The stock market is taking another major hit today after consumer confidence numbers came in well below expectations. The Conference Board, which measures the monthly consumer confidence number, reports that June’s number fell to 50.4%, down from 57% in May. Big investors had been anticipating consumer confidence numbers in the 56% or 57% range.
But those are just numbers – the real questions what are they telling us? And what does that mean for the technology sector.
The answer to the first question is easy. Americans are absolutely terrified about rising energy prices. With the cost of everything from gasoline to corn to computer parts impacted by skyrocketing oil prices, consumers’ pocketbooks are taking a major hit, and subsequently, so are the bottom lines of U.S. companies.
I keep hearing rumors about an energy bubble that’s about to break, bringing oil prices down from their highs of about $135 a barrel. The thinking is that the U.S. Congress might impose restrictions on oil speculators (which proponents say will cut oil prices in half in 30 days, which I doubt) and that Americans will impose their will on Democrats who stand in the way of drilling for oil domestically. That move I like – sending our money to Saudi Arabia or Russia for oil is insane – it’s devalued our own dollar and made us dependent on overseas governments – not all them stable. Producing our own oil like the Chinese, Russians, and even Canadians do would send a blunt message to oil importers that their days of energy supremacy are numbered, and that to compete with an American producing a good portion of its energy needs, worldwide oil prices would have to come down.
Simultaneously, we could have our best technology minds working on commercially viable forms of alternative energy, including nuclear power, which seems to satisfy the energy needs of progressive countries like France and Germany with no negative safety issues.
Ironically, with all this doom-and-gloom consumer sentiment going on, there are emerging signs that the technology sector is actually in robust health.
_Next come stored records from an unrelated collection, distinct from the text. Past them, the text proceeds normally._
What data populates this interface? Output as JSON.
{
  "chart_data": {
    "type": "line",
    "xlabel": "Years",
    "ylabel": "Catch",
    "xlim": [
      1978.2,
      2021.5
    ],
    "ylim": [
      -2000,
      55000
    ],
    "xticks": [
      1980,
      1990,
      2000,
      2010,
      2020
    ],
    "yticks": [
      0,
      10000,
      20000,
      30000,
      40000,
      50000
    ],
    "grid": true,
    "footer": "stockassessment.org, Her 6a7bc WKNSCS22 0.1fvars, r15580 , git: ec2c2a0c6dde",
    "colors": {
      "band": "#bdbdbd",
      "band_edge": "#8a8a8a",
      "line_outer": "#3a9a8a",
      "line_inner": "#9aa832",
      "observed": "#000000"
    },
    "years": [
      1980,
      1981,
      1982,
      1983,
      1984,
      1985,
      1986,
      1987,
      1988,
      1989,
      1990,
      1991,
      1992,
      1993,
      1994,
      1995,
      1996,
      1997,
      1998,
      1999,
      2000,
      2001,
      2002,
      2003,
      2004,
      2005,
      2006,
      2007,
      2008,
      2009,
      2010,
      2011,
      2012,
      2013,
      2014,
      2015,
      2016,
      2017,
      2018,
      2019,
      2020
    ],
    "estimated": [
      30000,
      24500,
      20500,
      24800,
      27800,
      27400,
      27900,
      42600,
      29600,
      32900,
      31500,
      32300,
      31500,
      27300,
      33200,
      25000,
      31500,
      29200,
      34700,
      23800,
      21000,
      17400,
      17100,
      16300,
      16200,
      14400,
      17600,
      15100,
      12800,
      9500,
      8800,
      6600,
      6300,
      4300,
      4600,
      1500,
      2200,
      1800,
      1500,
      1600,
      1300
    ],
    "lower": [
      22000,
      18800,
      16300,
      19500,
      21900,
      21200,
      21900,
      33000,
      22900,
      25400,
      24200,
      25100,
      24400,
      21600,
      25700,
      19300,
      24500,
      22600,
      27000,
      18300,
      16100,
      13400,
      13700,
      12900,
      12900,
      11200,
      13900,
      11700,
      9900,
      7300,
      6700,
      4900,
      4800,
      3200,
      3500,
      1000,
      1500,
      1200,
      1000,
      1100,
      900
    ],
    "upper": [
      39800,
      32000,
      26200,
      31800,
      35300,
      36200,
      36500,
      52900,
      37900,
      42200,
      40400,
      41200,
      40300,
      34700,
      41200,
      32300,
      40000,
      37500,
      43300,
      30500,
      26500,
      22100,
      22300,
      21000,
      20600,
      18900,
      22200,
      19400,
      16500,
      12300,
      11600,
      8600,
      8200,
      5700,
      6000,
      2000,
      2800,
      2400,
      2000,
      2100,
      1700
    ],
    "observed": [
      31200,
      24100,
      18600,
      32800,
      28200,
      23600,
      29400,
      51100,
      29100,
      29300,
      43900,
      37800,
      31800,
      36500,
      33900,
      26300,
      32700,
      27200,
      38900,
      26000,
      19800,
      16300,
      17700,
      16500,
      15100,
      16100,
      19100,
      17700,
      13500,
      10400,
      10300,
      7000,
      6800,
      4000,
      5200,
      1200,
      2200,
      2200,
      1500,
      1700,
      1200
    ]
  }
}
In a report rolled out this week, the American Electronics Association found 51 of the top 60 U.S. cybercities — those with the most technology workers — added high-tech jobs in 2006, and are at the top of the list in adding new jobs in 2008. The report also found the average technology industry wage was 87 percent higher than the average private sector salary.
According to the Associations web site, members of the American Electronics Association include Apple Inc., Microsoft Corp., Google Inc., Intel Corp. and Yahoo Inc.
While critics point out that most of the study’s data comes from 2006 and 2007 – years that weren’t as tough economically as 2008, the association’s leadership begs to differ.
Says Christopher Hansen, president and chief executive of the trade group, "The tech sector is not laying people off. If anything, the industry is having trouble getting enough people with the right credentials."
The study shows that the same consumers who are expressing doubts about the economy are – if they work in the tech industry – in bigger demand than ever. That’s especially true in our nation’s biggest cities.
Consider these findings from the report . . .
- Seattle led the nation in technology job growth in 2006, adding 7,800 positions.
- The New York metropolitan area had the most high-tech employees in 2006 with 316,500; followed by San Jose, Calif., in the heart of Silicon Valley, with 225,300 tech workers; and Boston with 191,700.
- Silicon Valley had the nation's highest concentration of high-tech workers with 286 industry employees for every 1,000 private sector workers.
- The Washington, D.C., region led the nation in technology job growth between 2001 and 2006, adding 7,500 workers.
No, it’s not a perfect jobs climate in the technology market. But it is a solid one. It may take some time, but consumers will pick up the pieces and spend again. That will happen sooner if the U.S. develops a smarter energy plan, and if industries like high technology keep hiring at their present pace.